Some of the biggest pieces of news this week have been all about Rockstar Games’ upcoming Grand Theft Auto V. It started with the opening of pre-orders and culminated in the massive dump of tidbits in the Game Informer cover story. You’ve surely heard by now all the juiciest chunks regarding the map’s size and the three male protagonists (they’re pretty much all over every single video game news website), so let’s talk about something else.
Let’s talk, actually, about something possibly more interesting. One of the big changes is that GTA V will have an original musical score. You’re probably asking yourself, “so what? That’s nothing new.” Fair point; that is nothing new for Rockstar. It is, however, totally new for the GTA series.
It may surprise you to know that Rockstar has made other games besides irregular entries into the GTA, Red Dead, and Max Payne series. Even before the Manhunt and Midnight Club franchises, they were busy with a serious string of one-off titles like Body Harvest and Wild Metal Country (both as DMA Designs) and a couple of Smuggler’s Run games. They showed a knack of coming up with original ideas and then shelving them for unknown reasons in The Warriors, Rockstar Games Presents Table Tennis, and Bully (just kidding; they mostly didn’t sell all that well despite solid critical reception).
And of those, you could only really call Bully‘s original music a soundtrack. The rest, for the most part, have composed bits and pieces used for menus and stinger moments surrounding missions and the like but nothing substantial enough to take the form of a soundtrack. But Bully was more than a singular adventure in game design and premise for Rockstar. It was also an experiment in original music, and it was immensely successful. To this day, it is widely regarded as one of the best video game soundtracks out there.

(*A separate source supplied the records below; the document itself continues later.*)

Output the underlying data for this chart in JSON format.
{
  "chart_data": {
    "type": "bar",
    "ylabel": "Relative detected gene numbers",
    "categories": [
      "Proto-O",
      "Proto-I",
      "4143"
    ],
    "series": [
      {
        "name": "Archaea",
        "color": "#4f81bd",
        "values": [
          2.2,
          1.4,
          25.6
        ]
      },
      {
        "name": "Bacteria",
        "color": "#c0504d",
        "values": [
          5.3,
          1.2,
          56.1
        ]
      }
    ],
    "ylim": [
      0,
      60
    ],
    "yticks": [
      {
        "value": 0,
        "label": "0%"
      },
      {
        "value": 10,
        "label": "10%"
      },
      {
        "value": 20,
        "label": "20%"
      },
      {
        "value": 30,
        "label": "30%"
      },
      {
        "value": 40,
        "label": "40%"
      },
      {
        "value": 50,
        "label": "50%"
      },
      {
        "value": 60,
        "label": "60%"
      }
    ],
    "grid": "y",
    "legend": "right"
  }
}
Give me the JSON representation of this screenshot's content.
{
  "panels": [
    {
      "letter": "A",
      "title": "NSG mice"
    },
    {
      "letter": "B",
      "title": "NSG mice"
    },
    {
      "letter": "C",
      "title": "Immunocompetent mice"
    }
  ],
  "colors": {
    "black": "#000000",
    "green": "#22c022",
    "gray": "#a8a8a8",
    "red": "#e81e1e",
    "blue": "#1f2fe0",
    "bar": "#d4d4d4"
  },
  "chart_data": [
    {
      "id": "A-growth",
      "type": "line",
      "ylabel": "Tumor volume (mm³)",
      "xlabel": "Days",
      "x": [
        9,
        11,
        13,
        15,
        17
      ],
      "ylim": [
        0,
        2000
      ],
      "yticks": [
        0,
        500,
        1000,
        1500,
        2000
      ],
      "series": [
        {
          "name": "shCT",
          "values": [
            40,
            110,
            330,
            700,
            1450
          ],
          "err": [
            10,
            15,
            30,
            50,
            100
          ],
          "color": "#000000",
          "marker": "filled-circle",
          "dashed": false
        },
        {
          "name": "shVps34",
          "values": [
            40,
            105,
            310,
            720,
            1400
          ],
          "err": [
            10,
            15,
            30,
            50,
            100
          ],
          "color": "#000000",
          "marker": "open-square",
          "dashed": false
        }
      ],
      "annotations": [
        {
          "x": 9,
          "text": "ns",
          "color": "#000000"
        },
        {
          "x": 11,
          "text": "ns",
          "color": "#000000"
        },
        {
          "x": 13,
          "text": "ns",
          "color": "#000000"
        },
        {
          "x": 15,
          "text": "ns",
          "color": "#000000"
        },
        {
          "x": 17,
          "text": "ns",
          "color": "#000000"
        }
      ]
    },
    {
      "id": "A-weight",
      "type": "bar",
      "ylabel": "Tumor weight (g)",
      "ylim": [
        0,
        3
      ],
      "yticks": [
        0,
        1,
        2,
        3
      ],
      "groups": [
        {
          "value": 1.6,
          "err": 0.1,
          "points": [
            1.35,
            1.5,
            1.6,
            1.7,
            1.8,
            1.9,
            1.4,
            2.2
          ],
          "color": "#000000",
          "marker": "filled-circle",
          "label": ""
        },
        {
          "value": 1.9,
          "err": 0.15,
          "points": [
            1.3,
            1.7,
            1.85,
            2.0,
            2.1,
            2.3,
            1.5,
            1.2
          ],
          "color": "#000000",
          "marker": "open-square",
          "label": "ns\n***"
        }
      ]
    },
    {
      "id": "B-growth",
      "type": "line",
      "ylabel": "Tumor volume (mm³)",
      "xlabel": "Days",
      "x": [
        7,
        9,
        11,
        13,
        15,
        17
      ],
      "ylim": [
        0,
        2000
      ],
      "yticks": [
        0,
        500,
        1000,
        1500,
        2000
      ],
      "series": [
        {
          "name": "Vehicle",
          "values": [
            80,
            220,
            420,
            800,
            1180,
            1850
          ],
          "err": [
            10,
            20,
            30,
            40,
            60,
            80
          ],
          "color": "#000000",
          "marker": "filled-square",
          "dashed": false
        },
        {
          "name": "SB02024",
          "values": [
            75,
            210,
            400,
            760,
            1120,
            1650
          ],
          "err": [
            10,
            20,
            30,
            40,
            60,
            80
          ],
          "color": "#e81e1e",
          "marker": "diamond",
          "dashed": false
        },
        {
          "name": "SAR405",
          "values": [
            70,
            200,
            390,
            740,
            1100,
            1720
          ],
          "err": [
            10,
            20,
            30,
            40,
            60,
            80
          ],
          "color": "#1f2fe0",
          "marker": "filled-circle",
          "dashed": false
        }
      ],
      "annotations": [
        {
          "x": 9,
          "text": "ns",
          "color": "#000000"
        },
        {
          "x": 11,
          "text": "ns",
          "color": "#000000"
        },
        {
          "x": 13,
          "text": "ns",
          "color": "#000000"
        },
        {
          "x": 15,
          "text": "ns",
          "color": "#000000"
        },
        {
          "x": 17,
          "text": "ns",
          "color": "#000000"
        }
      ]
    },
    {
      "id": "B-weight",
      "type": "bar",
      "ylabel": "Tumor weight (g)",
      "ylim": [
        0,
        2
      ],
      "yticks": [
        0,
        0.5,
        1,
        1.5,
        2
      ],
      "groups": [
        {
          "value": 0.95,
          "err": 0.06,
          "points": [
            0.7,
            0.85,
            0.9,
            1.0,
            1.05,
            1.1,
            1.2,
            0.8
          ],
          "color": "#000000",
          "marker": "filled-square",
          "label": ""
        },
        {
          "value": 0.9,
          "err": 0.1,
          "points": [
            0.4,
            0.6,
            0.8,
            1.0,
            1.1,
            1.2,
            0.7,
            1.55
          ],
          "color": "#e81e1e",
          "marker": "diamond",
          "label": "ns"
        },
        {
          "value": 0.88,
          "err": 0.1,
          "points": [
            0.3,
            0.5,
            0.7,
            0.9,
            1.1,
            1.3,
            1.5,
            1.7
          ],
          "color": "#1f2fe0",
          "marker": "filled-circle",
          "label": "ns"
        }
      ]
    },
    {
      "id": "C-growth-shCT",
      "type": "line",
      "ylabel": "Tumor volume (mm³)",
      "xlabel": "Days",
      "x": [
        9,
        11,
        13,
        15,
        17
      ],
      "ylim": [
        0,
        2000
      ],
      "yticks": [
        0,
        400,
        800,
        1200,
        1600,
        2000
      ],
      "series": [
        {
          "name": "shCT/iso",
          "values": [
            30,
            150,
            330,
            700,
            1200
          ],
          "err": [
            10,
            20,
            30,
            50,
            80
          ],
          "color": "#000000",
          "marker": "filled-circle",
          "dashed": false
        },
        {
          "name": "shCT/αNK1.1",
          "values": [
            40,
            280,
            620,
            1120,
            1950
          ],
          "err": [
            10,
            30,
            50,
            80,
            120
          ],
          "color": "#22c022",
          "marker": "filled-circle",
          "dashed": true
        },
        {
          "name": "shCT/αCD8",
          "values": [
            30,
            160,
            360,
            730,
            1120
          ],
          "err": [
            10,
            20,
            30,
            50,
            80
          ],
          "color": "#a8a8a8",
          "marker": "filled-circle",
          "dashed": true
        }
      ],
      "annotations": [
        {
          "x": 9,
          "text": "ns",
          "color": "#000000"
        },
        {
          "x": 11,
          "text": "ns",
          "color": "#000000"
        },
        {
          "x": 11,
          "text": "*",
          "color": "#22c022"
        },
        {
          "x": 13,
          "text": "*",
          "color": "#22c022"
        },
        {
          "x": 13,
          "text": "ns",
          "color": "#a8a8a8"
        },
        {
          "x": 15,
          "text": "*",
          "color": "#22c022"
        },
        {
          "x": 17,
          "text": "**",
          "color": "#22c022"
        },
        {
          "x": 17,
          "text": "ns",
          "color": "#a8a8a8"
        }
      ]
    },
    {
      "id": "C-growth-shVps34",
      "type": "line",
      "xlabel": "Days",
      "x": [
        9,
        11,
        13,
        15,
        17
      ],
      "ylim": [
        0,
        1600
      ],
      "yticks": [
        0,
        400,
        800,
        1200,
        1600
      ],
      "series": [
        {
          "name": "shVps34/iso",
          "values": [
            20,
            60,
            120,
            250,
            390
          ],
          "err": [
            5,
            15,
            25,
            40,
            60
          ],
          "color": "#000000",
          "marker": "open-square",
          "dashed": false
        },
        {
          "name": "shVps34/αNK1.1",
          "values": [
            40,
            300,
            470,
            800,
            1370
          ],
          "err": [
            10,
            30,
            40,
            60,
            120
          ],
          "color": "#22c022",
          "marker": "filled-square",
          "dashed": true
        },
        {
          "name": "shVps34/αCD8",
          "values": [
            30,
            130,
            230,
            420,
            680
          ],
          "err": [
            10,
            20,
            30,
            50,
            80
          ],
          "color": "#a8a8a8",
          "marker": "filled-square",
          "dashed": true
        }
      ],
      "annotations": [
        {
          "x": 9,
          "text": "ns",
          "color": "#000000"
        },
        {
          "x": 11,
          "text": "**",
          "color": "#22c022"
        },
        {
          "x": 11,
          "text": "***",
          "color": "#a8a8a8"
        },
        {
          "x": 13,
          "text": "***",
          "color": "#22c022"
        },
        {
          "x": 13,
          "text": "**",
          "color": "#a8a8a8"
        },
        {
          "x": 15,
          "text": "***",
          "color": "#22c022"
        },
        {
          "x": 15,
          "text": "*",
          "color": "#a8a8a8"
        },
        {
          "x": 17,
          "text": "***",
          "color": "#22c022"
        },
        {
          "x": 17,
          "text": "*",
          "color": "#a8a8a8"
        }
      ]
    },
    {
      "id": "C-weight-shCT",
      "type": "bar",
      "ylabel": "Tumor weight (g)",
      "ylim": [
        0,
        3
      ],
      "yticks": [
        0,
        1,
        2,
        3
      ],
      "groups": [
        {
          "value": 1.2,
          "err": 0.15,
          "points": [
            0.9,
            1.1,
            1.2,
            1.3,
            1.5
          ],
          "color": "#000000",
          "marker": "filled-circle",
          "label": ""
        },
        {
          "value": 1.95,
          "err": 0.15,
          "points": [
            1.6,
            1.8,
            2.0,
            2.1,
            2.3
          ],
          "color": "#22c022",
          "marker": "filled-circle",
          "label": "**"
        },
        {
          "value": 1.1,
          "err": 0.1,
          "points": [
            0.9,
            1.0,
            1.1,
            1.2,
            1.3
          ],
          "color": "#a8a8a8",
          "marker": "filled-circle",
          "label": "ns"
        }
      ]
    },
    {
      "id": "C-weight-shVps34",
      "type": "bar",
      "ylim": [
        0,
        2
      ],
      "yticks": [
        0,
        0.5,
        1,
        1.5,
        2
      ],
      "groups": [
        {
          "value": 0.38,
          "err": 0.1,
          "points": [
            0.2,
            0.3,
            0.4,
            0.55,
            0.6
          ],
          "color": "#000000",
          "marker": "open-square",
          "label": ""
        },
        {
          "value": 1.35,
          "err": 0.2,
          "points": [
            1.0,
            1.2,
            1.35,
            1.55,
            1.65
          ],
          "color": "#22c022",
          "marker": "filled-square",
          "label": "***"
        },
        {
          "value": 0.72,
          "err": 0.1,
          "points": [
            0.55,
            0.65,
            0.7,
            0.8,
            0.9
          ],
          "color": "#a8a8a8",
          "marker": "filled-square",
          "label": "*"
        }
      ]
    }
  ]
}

That seemed to have sparked something of a fire under the developers. Since then, the need for commissioned or composed music has grown. Red Dead Redemption got Billy Elm and Woody Jackson (along with the stellar “Far Away” from Jose Gonzalez) while Max Payne 3 got LA-based HEALTH to provide the game’s dirty, throbbing beats for your shooting shenanigans. You could even include L.A. Noire considering a good chuck of development could be owed to Rockstar in addition to Team Bondi. Rockstar’s biggest and best titles were being invaded by composers and original, unlicensed music.
Save for Grand Theft Auto. Prior to GTA III, the series had its music composed by Craig Conner (and a bit of Colin Anderson and Grant Middleton). But after that, Rockstar utilized a curated soundtrack of relevant hits (the 80s, genre stations, etc.). There were still bits and pieces of original music—probably still from the aforementioned Conner—but they were little cameos of non-licensed music. They were bookends to the story and used as filler between screens of text but they were never meaty enough to qualify as an aural meal.
That’s why this is a big deal. GTA V is the first of the series to feature an original soundtrack and yet it is simply following in the steps of Rockstar’s previous triple-A offerings, but more importantly their tastes in music have been extraordinarily impeccable. Gameplay aside, the music of Rockstar games almost always merits praise and at least some mention in any sufficiently thorough review.
This makes GTA V exciting. The extra protagonists seem largely dependent on both execution and integration with the story and the ridiculously gigantic land mass harkens back to the divisive landscape of GTA: San Andreas, but music stands on its own. Not only is it exciting to know players will be getting a soundtrack of original music that has never hit their ears before, but it itches the mind thinking about how Rockstar will integrate that with the unconfirmed-but-come-on-you-know-it’s-there licensed radio station music.
Of course the screenshots are interesting and the setting is inviting, but the music is such an unknown. We know how the game will play and we know that there will be a lot of it, but discovering the soundtrack will be more akin to exploring the wild and energetic streets of Los Santos than Rockstar may even know. I’m excited.